The wild-type strain of P. aeruginosa PA01 was used for this study (courtesy of George O’Toole, Dartmouth University). For the preparation of the cell culture, cells from freezer stocks were inoculated in LB medium (10 g L−1 NaCl, 5 g L−1 yeast extract, 10 g L−1 tryptone) at 30 °C under shaking (150 rpm). Cells were resuspended in fresh LB medium and incubated at 37 °C under shaking (180 rpm) up to OD600 = 0.2, corresponding to early exponential phase. An aliquot of this cell suspension was injected and left for 1 h in a 4 mm wide, 50 µm tall microfluidic channel to allow cells to adhere to surfaces. Thereafter, continuous injection of M63 minimal medium (which contains salts that supply nitrogen, phosphorus, and trace metals) and 0.5% glucose at a constant flow rate of 3 µl min−1 began, and this flow rate was maintained for 4, 8 or 12 h, respectively, to produce biofilms of different ages. This flow rate corresponds to an average flow velocity of 250 µm s−1 and a shear rate at the bottom surface of ~30 s−1.

Air bubble generation

To introduce controlled air bubbless in the microchannel, we used a three-way valve: one inlet for the bacterial solution (used for initial injection), one inlet for the bacteria-free M63 medium (used for 4 h, 8 h or 12 h), and one inlet for atmospheric air to generate air bubbles. The latter were introduced in the channel through the use of a syringe pump and valve.

Generation of patterned hydrophobic coatings

PDMS stamps were fabricated by curing the prepolymer on silicon masters patterned with SU-8 photoresist (SU-8 2050, MicroChem, MA, USA) using conventional soft photolithography. The masters used for patterning had recessed features, which resulted in PDMS replicas with protruding features.28 To assist in removal of cured PDMS from the SU-8 masters, the latter were silanized overnight by exposure to the vapor of 1,1,2,2,-tetrahydrooctyl-1-trichlorosilane, CF3(CF2)6(CH2)2SiCl3. To cure the PDMS prepolymer, a mixture of 10:1 silicon elastomer and the curing agent was poured onto the master and held at 65 °C for 2 h. The PDMS replica was then peeled from the silicon master. Hydrophobic patterns of OTS on the glass substrate were made by using these PDMS stamps for microcontact printing (Supplementary Fig. S1). The PDMS stamp was inked with a 2 mM hexane solution of OTS and dried in air for 5 min, then placed in contact with the glass substrate at room temperature for 30 s. The stamp was carefully removed and the substrate was rinsed with 2-propanol (IPA) and DI, then dried. Because the trichlorosilane reagents are sensitive to the water content and temperature of the printing environment, the RH and the temperature of the room were kept constant at ~50–55% and ~22–24 °C, respectively.

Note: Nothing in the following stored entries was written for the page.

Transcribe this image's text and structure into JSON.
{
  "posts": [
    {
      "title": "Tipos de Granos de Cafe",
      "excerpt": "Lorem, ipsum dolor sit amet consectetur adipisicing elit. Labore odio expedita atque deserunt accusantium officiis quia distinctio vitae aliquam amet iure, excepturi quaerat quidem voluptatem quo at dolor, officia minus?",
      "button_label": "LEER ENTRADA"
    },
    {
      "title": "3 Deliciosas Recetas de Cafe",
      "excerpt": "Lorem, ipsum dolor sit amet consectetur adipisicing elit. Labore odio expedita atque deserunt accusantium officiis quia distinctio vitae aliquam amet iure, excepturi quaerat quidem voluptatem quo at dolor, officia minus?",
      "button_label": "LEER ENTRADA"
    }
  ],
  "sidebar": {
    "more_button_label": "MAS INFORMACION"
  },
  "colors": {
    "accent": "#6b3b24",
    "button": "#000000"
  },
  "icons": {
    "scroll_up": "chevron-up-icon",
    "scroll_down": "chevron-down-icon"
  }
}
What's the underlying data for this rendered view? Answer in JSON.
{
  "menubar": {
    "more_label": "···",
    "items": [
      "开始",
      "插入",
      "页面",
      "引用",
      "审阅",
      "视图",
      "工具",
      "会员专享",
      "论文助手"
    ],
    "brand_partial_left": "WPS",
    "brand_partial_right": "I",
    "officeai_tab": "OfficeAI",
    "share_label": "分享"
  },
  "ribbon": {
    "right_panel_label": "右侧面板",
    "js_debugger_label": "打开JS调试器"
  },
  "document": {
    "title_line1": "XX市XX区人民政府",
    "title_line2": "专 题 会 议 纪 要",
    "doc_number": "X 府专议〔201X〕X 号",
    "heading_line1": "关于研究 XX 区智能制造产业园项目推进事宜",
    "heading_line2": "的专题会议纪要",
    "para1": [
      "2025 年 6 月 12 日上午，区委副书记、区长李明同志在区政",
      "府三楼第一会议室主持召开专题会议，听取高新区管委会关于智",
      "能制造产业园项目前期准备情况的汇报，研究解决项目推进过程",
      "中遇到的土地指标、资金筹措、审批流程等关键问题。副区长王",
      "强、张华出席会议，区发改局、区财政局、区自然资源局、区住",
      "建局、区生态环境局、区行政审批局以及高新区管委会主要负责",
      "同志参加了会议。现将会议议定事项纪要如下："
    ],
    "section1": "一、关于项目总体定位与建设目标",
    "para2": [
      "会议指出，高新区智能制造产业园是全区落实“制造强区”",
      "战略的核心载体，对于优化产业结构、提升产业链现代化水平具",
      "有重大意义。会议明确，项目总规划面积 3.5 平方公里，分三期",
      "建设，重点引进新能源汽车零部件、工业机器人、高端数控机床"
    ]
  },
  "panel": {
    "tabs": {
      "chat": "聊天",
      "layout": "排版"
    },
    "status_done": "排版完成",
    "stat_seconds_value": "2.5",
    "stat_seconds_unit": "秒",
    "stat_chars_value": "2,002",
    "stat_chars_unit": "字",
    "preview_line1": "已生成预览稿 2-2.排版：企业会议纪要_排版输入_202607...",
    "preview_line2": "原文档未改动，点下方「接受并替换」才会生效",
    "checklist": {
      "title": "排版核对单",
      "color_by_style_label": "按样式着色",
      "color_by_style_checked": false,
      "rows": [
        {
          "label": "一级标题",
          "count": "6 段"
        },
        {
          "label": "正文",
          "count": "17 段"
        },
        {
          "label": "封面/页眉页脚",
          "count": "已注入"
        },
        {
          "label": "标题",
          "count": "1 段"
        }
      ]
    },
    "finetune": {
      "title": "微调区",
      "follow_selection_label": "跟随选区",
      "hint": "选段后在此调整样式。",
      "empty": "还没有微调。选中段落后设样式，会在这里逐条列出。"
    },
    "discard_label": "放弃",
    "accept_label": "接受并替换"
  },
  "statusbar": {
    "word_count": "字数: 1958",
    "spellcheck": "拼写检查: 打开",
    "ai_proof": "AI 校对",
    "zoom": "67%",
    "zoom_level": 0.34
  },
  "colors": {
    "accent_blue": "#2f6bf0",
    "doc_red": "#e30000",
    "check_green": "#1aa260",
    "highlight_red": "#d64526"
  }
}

We tested the performance of the microstamping process by assessing the presence and integrity of OTS patches using a small amount of bovine serum albumin labeled with fluorescein isothiocyanate (FITC-BSA, 1 µg mL−1 in Phosphate-buffered saline). Epifluorescence images of FITC-BSA adsorbed on the surface reveal (Supplementary Fig. S2) strongly selective adsorption on the hydrophobic patches.

Microscopy and image analysis

Epifluorescence microscopy imaging was performed using an inverted microscope (Nikon TE-2000E) equipped with green fluorescent protein and red fluorescent protein filter sets. Images were acquired with ×40 and ×60 objectives and an Andor iXon CCD camera (50 frames s−1) cooled to −65 °C. Image analysis was performed using built-in plugins of the ImageJ software (http://rsbweb.nih.gov/ij/). Surface coverage, porosity and average hole radius of the biofilms were calculated using standard image processing techniques. The fractal dimension was computed using the box-counting method,29 as the slope of the linear fit of ln(N) against ln(1/s), where N is the number of boxes that cover the bacterial patches and s is the box size.